La conversazione più schietta - e toccante - con Umberto Masetti, morto ieri a 80 anni, l'ho avuta soltanto l'anno scorso. Prima, fin dagli anni Cinquanta, non c'era verso di approfondire nulla. Era sempre distratto - o sopraffatto - da quantità di problemi esistenziali, fino a migrare oltre oceano. E anche quando è rimpatriato, non molti anni fa, sono sempre mancate le buone occasioni. Perfino il giorno in cui, passeggiando per Maranello, mi son sentito chiamare ed invitare calorosamente nella sua nuova abitazione, per parlare dei vecchi tempi e delle sue avventure sudamericane. Ma solo nell'incontro dell'anno passato, in occasione della presentazione del libro su Alberto Ascari, ho trovato il Masetti con cui avrei desiderato dialogare da sempre. Una rivelazione. Abbiamo parlato dei suoi tentativi sulle quattro ruote e per la prima volta l'ho sentito accennare, in scioltezza, alla grande svolta del 1953, quando la Gilera gli ha preferito Geoff Duke.

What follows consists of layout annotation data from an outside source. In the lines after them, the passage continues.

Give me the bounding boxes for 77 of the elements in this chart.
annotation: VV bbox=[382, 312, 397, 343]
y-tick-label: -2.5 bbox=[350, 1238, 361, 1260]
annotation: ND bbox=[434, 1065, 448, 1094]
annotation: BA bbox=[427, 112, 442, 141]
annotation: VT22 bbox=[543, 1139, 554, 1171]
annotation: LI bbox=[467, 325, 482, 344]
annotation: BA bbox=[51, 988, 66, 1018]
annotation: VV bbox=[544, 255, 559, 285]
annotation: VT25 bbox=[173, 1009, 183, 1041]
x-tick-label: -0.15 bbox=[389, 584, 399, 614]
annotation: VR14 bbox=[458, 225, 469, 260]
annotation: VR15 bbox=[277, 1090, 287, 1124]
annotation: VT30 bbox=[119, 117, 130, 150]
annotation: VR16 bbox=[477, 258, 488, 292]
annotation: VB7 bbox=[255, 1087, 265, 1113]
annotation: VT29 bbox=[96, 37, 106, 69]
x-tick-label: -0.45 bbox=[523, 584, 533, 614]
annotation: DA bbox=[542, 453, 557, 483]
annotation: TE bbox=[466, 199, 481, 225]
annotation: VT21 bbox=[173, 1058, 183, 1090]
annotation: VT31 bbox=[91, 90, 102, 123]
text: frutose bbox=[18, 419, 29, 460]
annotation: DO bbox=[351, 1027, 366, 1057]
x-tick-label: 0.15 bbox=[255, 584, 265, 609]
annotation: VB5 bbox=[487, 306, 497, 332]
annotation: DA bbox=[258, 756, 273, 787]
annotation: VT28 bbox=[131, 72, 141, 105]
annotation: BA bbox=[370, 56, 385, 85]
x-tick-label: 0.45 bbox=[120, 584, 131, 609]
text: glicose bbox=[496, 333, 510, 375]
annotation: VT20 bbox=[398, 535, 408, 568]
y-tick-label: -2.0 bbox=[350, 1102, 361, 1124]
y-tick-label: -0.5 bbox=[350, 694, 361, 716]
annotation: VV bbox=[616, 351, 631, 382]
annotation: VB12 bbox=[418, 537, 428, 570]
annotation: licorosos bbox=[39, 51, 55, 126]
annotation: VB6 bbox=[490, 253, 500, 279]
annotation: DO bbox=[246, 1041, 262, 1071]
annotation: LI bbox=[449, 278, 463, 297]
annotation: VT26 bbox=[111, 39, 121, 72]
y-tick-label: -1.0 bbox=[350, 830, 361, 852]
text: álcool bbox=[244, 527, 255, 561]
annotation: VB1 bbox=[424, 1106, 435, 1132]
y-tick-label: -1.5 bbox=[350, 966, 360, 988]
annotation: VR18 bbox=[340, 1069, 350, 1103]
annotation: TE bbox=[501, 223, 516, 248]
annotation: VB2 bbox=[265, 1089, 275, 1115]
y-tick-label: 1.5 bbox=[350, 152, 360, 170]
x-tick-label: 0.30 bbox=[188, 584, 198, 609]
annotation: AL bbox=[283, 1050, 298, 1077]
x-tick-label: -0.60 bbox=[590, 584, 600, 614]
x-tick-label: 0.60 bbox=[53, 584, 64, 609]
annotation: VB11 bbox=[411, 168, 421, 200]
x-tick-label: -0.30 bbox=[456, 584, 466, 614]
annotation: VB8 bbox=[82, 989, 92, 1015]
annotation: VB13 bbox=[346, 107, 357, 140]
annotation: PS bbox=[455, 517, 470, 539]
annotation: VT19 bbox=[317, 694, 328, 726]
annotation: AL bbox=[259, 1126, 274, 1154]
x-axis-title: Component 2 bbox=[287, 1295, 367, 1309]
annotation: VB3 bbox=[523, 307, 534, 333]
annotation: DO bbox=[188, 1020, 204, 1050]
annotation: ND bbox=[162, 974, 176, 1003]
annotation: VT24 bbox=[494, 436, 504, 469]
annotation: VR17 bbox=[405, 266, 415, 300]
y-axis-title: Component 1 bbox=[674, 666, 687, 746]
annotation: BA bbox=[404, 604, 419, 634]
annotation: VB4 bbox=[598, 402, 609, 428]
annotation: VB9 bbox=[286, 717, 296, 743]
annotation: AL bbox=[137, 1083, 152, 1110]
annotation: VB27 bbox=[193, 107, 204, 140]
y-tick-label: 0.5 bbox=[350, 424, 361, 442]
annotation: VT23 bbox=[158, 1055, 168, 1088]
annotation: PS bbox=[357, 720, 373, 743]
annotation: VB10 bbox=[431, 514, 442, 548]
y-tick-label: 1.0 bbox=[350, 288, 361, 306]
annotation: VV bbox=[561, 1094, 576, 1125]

Per tanti anni, Masetti ha mascherato i fatti; alla fine, ha confessato che il suo grande dolore, causa dei noti dissidi, era nato nel momento in cui era venuto a conoscenza dei dettagli contrattuali offerti al campione inglese, con un ingaggio doppio. Non erano i soldi, ma il gesto. Lui era un pilota Gilera nell'anima. Aveva cominciato a correre a vent'anni - a quei tempi, non c'erano che centauri maturi e lui appariva giovanissimo - e, dopo le prime motoleggere concessegli dal padre, moto-concessionario, era subito passato in sella ad una grossa mezzo litro di Arcore, con la prima vittoria a ventitré anni. Lo ricordo nel 1949, con la mitica «Saturno», e mi chiedevo come potesse un ragazzo così esile (a Parma, lo chiamavano «Scarciole») dominare quella macchina, sui tortuosi circuiti dell'epoca. Aveva già la bocca piena di denti d'oro, in seguito ad incidenti. Fantastico, l'anno dopo era sulla quattro cilindri Gilera e diventava campione del mondo. Poche erano le gare, sei in tutto; bastavano due vittorie, Assen e Francorchamps, due corse tremende, per arrivare al titolo. Eppure, a Monza vinse Duke con la «mono» Norton. Sconcerto, dinanzi alla potenza della quattro cilindri. Delusione nel 1951, l'anno di Alfredo Milani. Ma ecco, nel 1952, con la stessa, precedente doppietta Olanda-Belgio, il secondo titolo. Discontinuità, certo. Strane cadute, nei momenti cruciali. «Genio e sregolatezza», dicevano taluni.

Ma alla fine del racconto più accorato, quello d'un anno fa, è stato facile concludere che il campione era stato gestito malissimo, nonostante la predilezione del celebre Commendator Gilera. Con qualche attenzione - e fiducia - in più i suoi allori si sarebbero moltiplicati incredibilmente.